1. Set your alarm half an hour earlier
Half an hour less sleep won’t make a huge difference to how tired you feel but with that extra time you can squeeze in a morning workout. Just a 20-minute run or at-home yoga practice will leave you feeling much better (and more alert) than if you’d snoozed the alarm all that time.
Regular meditation has been found to improve mood, energy levels and productivity, so taking 10 minutes out of your day to sit quietly could add more into it than you might imagine. Try to find a few minutes early in the day before your mind gets full of to-do list items.
3. Front-load your days, and weeks
Always do the hard things first, when you have the most energy. This might mean scheduling important meetings for first thing in the morning, or blocking off time to write reports early in the week. Save smaller, easier jobs, such as replying to emails, for later in the day and for Fridays, when your attention, and energy, is waning.
4. Work ‘smart not hard’
This sounds like a clever phrase but what it simply means is prioritise ruthlessly. Accept that you only have a set amount of hours in the day and gas in the tank and work out what are the most vital things to get done first. Anything else is a bonus.
5. Ditch perfectionism
Facebook COO Sheryl Sandberg advises that ‘done is better than perfect’. While it can be hard to accept that we can’t do absolutely everything to our exacting standards, in some cases, perfectionism can hinder a project. Be aware what standards are required and hit them. Don’t go above and beyond when it’s not necessary.
6. Always take your lunch break
You might feel like there’s not enough time, but eating lunch al-desko is a false economy. Taking proper time out at lunch has been found to improve concentration and productivity for the rest of the day, so chances are you’ll get more done than if you slaved away all through lunchtime. From a physical perspective, it’s important too. Your eyes need a screen break and your body needs to stretch out.
7. Use your calendar wisely
Want to make sure you leave work on time? Block out the last half hour of each day on your calendar so you know you always have the last 30 minutes free to finish up anything important and plan for the next day. This ensures no one can accidentally push you into overtime, with a surprise last-minute meeting.

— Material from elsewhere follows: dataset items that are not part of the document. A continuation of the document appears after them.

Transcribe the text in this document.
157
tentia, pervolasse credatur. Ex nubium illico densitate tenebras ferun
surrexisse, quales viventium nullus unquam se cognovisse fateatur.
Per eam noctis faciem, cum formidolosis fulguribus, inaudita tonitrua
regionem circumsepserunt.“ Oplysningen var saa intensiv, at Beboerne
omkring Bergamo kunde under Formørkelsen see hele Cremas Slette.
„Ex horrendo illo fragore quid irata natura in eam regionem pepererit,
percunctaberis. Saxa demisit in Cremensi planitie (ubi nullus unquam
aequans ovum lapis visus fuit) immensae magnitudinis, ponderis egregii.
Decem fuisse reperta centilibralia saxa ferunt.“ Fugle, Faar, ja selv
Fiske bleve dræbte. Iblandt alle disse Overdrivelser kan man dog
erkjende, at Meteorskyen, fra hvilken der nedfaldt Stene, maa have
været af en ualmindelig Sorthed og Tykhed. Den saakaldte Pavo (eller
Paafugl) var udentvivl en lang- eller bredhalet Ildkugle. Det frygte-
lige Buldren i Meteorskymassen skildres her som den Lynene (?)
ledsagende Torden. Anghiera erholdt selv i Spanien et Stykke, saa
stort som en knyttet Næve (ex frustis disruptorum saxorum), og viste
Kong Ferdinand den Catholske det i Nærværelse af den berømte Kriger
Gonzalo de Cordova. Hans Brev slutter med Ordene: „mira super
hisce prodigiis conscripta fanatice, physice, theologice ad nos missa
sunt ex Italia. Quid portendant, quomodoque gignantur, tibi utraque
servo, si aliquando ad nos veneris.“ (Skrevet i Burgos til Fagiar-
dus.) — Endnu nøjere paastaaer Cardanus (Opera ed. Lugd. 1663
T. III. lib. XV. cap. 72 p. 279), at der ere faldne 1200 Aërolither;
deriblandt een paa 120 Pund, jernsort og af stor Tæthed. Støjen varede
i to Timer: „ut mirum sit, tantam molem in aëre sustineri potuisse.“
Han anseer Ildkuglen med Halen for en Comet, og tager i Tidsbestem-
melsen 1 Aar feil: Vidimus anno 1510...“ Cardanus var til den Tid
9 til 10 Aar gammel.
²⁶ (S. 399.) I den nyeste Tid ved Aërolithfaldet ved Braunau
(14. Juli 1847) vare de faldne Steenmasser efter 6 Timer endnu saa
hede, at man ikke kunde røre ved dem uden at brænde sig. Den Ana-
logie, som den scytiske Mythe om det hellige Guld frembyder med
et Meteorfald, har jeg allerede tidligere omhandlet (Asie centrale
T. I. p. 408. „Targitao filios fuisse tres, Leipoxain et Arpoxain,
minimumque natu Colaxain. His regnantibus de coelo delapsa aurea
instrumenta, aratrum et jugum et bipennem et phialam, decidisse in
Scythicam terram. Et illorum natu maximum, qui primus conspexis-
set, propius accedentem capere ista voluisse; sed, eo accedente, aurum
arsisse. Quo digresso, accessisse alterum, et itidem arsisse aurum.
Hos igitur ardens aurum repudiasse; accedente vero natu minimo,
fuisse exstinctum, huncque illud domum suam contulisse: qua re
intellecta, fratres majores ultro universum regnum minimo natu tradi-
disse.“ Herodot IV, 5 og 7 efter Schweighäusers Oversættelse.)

8. Schedule official family time
It’s easy to let our family relationships and friendships take a backseat when deadlines pile in, but they require work too, and it’s important to give them as much respect as your job. Take your loved ones seriously by scheduling in uninterrupted time with them.
9. Have switch-off time
It’s increasingly clear that we humans need to unplug. We’re not designed to be connected every waking hour and being glued to a screen is bad for our physical and mental health. Set strict no-tech time in the evening, after which you don’t check your phone.
10. Write a life grid
Sometimes we forget that work is not our entire lives. It isn’t who we are and it doesn’t have to define us or how we spend our time. To help you get everything in perspective, draw a square separated into nine boxes. In each box, write something that’s important in your life. One will be work, but the eight others are yours to play with.